Least Squares PGD Mimetic Spectral Element Methods for Systems of First-Order PDEs

Many mathematical models that describe problems in science and engineering are defined in high dimensional spaces. Examples can be found in a diverse range of application areas such as quantum chemistry, kinetic theory descriptions of materials (including complex fluids), the chemical master equation governing many biological processes (e.g. cell signalling) and models of financial mathematics (e.g. option pricing).

The mathematical description of these problems is invariably in terms of a system of partial differential equations (PDEs). For practical problems these systems do not possess analytical solutions and therefore it is necessary to solve them numerically. It is important that the system of algebraic equations obtained as a result of discretisation is a compatible (mimetic) and physically consistent system so that the numerical approximation is an accurate representation of the physical solution to the problem.

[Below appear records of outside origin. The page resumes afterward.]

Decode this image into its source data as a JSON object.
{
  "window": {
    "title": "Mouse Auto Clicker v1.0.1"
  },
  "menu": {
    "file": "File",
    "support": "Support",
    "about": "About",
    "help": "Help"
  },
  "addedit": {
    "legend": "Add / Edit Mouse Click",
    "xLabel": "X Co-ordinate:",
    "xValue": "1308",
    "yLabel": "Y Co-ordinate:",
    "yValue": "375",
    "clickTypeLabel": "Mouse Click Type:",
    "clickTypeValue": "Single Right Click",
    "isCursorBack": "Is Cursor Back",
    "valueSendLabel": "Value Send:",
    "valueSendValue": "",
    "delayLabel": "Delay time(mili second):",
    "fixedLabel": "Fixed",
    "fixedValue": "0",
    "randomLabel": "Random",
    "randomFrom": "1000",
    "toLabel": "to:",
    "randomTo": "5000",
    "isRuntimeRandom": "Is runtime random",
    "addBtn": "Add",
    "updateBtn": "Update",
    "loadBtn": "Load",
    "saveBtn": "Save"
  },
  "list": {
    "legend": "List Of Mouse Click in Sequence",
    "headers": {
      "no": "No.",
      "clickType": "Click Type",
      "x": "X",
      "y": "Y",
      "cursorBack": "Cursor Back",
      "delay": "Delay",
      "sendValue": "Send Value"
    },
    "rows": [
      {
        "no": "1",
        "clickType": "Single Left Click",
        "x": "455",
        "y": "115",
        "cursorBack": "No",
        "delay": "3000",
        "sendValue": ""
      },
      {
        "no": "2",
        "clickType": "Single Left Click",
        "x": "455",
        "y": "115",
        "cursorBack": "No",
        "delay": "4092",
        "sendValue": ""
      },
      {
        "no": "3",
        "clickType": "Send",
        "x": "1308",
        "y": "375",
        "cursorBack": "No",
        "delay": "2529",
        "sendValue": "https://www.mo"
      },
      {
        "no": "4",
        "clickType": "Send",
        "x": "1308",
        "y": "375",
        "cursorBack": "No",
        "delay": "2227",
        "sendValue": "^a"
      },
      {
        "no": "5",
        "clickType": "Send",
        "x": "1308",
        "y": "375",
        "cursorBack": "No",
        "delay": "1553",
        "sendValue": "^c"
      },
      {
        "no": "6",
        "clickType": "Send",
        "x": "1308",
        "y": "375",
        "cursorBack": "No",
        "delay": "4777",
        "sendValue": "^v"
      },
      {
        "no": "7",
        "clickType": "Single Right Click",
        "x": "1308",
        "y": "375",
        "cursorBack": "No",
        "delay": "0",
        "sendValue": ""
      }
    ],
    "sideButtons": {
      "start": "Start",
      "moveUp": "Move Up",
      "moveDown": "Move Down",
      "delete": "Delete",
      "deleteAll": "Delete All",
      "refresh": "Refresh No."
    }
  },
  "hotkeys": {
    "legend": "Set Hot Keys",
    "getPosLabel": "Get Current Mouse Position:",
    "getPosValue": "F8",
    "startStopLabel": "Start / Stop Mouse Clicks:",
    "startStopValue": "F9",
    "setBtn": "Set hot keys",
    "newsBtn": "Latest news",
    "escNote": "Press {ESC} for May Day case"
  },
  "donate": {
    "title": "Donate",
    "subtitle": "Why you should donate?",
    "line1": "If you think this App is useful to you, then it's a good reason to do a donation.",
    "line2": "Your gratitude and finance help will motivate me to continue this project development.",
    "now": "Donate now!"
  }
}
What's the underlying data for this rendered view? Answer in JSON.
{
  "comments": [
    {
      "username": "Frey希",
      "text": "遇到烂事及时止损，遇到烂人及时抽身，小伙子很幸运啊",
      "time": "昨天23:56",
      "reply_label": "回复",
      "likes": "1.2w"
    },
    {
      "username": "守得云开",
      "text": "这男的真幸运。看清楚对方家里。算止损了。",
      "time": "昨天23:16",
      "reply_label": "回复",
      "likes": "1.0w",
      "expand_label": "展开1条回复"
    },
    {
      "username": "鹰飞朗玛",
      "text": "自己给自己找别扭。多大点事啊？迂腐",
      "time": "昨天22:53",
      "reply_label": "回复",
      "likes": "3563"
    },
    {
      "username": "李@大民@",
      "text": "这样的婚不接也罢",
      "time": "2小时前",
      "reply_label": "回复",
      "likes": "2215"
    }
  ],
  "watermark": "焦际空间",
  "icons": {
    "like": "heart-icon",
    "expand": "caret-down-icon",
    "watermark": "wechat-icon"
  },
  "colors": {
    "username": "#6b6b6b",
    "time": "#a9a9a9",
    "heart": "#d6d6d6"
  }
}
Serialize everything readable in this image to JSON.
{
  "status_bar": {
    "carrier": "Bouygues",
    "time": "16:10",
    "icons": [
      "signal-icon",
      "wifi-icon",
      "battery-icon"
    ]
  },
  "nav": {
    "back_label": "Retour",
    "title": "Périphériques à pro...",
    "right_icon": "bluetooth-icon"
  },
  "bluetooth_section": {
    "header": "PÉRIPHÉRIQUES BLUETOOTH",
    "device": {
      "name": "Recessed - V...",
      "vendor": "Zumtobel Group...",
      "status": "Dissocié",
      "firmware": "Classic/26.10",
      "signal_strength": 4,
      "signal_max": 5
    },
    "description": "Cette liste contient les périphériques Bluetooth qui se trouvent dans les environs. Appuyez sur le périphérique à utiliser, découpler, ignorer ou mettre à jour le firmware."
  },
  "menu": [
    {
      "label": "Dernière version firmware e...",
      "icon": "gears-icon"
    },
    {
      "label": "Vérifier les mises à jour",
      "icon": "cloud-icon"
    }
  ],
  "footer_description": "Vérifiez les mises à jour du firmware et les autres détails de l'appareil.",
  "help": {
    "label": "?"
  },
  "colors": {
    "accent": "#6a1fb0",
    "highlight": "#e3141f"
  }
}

The governing systems of PDEs is written in terms of an equivalent system of first-order differential equations which is subsequently formulated in terms of a least squares functional. Effectively the solution of a system of PDEs is converted into an unconstrained minimisation problem.

The exceptional stability of least-squares formulations has led to the widespread use of low-order finite elements in their discretization. Unfortunately, these methods are only approximately conservative, which generally leads to violation of fundamental physical properties, such as loss of mass conservation. In many cases this drawback can outweigh the potential advantages of least squares methods. As a result, improving the conservation properties of least-squares methods is crucially important.